Specify the 'raw' format explicitly to remove the restrictions.

Sorry I am forgetting all the differences related to different OSes.
But this thread keeps some records, and there is an image update info on Jun 11:
https://groups.google.com/g/syzkaller/c/pM5Ba5Zc3yQ/m/GZ2u_tl2AAAJ


Maybe we need another image update. But it's a bit puzzling to me
what's changed recently... the base image is old, qemu wasn't
updated... but it started to consistently time out on particular
date...

[syzbot]

Auto-closing this bug as obsolete.
Crashes did not happen for a while, no reproducer and no activity.

[Chuck Silvers]

(finally getting back to this, and it's still broken...)

the only change to syzkaller on the date where things started failing
that looks like it would affect netbsd is this:

commit cbd0445ec3b0b184db66966d8a47e6b37d13692e
Author: Dmitry Vyukov <dvy...@google.com>
AuthorDate: Wed Nov 25 09:17:50 2020 +0100
Commit: Dmitry Vyukov <dvy...@google.com>
CommitDate: Mon Dec 28 14:22:41 2020 +0100

all: make timeouts configurable

Add sys/targets.Timeouts struct that parametrizes timeouts throughout the system.
The struct allows to control syscall/program/no output timeouts for OS/arch/VM/etc.
See comment on the struct for more details.


so maybe this change is what introduced the image-build timeout failures?
could you try increasing the timeout value for the netbsd build?

I'm not sure why netbsd is the only BSD that uses qemu as part of the build process,
neither freebsd nor openbsd do that. do you recall the reason for this?

could we change the netbsd build to work more like the other BSDs, to avoid
using qemu as part of the build, as that seems to be problematic?

-Chuck

[Dmitry Vyukov]

Oh, a change that messes with timeouts leads to timeouts... that's suspicious :)
I think I see the issue. The problem is that the code in
pkg/build/netbsd.go skips all of our verification/completion logic. As
a result the manager config has 0 timeouts and qemu immediately
timeouts.
I've created https://github.com/google/syzkaller/pull/2598 to fix this.

I've considered using the standard config loading procedure and even
wrote a test, but the problem is that it started complaining about
missing syzkaller binaries (and maybe something else after that). I
will drop the code here for future reference:
https://gist.github.com/dvyukov/a8b27dc3f9315598ef401c2e5320fe3b

> I'm not sure why netbsd is the only BSD that uses qemu as part of the build process,
> neither freebsd nor openbsd do that. do you recall the reason for this?
>
> could we change the netbsd build to work more like the other BSDs, to avoid
> using qemu as part of the build, as that seems to be problematic?

That wasn't added by me.
An alternative would be to mount the image and do the required fix ups
in the mount. That would definitely be faster/more reliable. That's
what we try to do for linux nowadays.
I think some BSDs build a complete image in their 'make' so it's not
directly comparable.

[Dmitry Vyukov]

Woohoo! We are alive and kicking again with fresh kernel builds:
https://syzkaller.appspot.com/netbsd
So that turned out to be just that silly bug...

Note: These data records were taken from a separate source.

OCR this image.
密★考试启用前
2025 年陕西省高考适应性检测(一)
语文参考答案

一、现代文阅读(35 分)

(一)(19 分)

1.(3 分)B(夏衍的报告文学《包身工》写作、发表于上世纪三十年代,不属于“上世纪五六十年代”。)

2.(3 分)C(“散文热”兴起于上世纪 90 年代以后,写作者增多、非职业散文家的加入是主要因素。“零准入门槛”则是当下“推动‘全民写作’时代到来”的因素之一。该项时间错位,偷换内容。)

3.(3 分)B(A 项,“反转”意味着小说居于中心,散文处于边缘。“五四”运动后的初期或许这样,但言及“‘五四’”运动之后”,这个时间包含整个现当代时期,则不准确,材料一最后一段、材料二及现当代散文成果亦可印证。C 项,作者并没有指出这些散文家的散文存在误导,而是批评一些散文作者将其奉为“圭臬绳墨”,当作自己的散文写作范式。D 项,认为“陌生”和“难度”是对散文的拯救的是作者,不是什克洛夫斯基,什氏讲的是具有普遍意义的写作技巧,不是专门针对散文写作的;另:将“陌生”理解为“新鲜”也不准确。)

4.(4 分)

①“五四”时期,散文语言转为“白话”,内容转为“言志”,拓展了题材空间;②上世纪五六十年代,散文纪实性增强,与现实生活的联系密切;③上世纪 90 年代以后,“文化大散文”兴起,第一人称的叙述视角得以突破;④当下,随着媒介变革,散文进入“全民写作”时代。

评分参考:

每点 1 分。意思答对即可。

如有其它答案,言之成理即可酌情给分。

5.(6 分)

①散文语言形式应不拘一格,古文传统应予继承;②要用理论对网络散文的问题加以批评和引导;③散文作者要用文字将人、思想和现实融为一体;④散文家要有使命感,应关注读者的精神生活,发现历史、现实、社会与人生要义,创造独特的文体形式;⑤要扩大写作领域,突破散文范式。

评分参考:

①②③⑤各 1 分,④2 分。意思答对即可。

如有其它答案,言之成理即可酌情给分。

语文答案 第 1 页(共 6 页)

KUBSan is broken, but that's a different issue:
https://syzkaller.appspot.com/bug?id=45ae16994ec8d7f93267596924612083802d2abf

[Chuck Silvers]

On Tue, May 25, 2021 at 08:29:18PM +0200, Dmitry Vyukov wrote:
> On Tue, May 25, 2021 at 5:29 PM Dmitry Vyukov <dvy...@google.com> wrote:
> > Oh, a change that messes with timeouts leads to timeouts... that's suspicious :)
> > I think I see the issue. The problem is that the code in
> > pkg/build/netbsd.go skips all of our verification/completion logic. As
> > a result the manager config has 0 timeouts and qemu immediately
> > timeouts.
> > I've created https://github.com/google/syzkaller/pull/2598 to fix this.
>
> Woohoo! We are alive and kicking again with fresh kernel builds:
> https://syzkaller.appspot.com/netbsd
> So that turned out to be just that silly bug...

great, I'm glad it was simple to fix.
I guess I'll just leave the image-creation stuff alone for now
since it's working at this point.

> KUBSan is broken, but that's a different issue:
> https://syzkaller.appspot.com/bug?id=45ae16994ec8d7f93267596924612083802d2abf

I fixed that just now, hopefully that's the only one that happens during boot.

thanks for your help!

-Chuck

[Dmitry Vyukov]

Cool! All 3 instances seem to be working now.